| The Two Georges|
POD: c. mid-1760s
|Type of Appearance:||Direct|
|Nationality:||North American Union|
Titus Hackett and his business partner Franklin Mansfield were printers in New Liverpool, North American Union. In 1994, the two were charged with printing and distributing an obscene publication: a lampoon of the marital troubles of the grandchildren of George, Duke of Kent. However, a jury had acquitted the two of the charges.
Colonel Thomas Bushell reviewed their file after the theft of The Two Georges from the Upper California governor's mansion in 1995. He found it interesting that they had managed to afford to print a large number of pamphlets and distribute them widely because they had a goodly supply of Russian gold roubles. At the time that Hackett and Mansfield had been charged, the Russian gold meant little since it was not illegal to possess it. Putting it together with the Russian rifle which had killed "Honest" Dick, Bushell thought the two should be investigated.

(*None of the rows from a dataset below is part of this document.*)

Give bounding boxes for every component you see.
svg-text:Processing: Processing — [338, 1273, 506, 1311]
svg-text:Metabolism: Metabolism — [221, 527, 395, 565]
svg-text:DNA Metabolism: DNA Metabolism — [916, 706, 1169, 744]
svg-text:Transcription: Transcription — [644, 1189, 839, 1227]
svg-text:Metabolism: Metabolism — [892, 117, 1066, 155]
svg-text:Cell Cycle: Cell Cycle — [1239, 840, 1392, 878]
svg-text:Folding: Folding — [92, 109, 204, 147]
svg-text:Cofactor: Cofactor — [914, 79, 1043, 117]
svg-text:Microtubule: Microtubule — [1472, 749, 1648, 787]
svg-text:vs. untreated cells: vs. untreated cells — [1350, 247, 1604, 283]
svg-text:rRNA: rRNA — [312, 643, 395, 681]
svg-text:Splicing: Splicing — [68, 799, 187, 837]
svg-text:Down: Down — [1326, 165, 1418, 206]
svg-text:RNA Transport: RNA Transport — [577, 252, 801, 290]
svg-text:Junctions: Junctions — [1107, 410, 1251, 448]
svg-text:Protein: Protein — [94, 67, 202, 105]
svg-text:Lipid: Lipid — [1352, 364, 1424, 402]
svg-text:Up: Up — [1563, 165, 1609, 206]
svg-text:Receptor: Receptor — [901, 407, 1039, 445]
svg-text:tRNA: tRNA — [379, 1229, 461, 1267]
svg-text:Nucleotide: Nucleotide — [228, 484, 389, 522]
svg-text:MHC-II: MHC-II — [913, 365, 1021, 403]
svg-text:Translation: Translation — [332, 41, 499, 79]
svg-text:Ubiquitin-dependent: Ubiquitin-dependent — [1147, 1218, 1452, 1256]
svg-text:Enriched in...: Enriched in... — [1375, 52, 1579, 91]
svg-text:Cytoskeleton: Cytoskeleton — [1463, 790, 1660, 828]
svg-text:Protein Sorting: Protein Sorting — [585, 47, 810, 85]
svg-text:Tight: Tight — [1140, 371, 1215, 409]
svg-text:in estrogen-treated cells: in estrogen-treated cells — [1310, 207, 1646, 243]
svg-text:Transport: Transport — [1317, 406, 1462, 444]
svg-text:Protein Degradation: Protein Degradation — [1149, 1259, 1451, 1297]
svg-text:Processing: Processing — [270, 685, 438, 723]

The next day, Bushell, along with a warrant and two squads of RAMs arrived at Hackett's establishment. He was a scrawny, bald, white man with a marked dislike of the RAM and the British Empire, likening the former to Tsarist Cossacks. The RAMs searched the printers and Clarence Malmsey discovered an invoice for seven hundred gold roubles from the Queen Charlotte Islands Board of Tourism. There was no material for a QCI tourism brochure in the file. What was in the same file, was an eight-by-ten glossy photograph of a Saxe-Coburg-Gotha prince's skinny, blonde, estranged wife frolicking nearly in the altogether on a tropical beach.
It appeared that Hackett and Mansfield were doing a follow-up to their previous lampoon. The RAMs searched further and found another folder with payment in roubles and a photograph of a second prince's wife with an even more scandalous reputation. However, they also found photographs and a rough layout of a tourism brochure for the Queen Charlotte Islands. Hackett claimed that the invoices were merely mis-filed. Given the previous acquittal, Bushell and the other RAMs left the printers without charging them with any crimes but suspicious that the two were Sons of Liberty.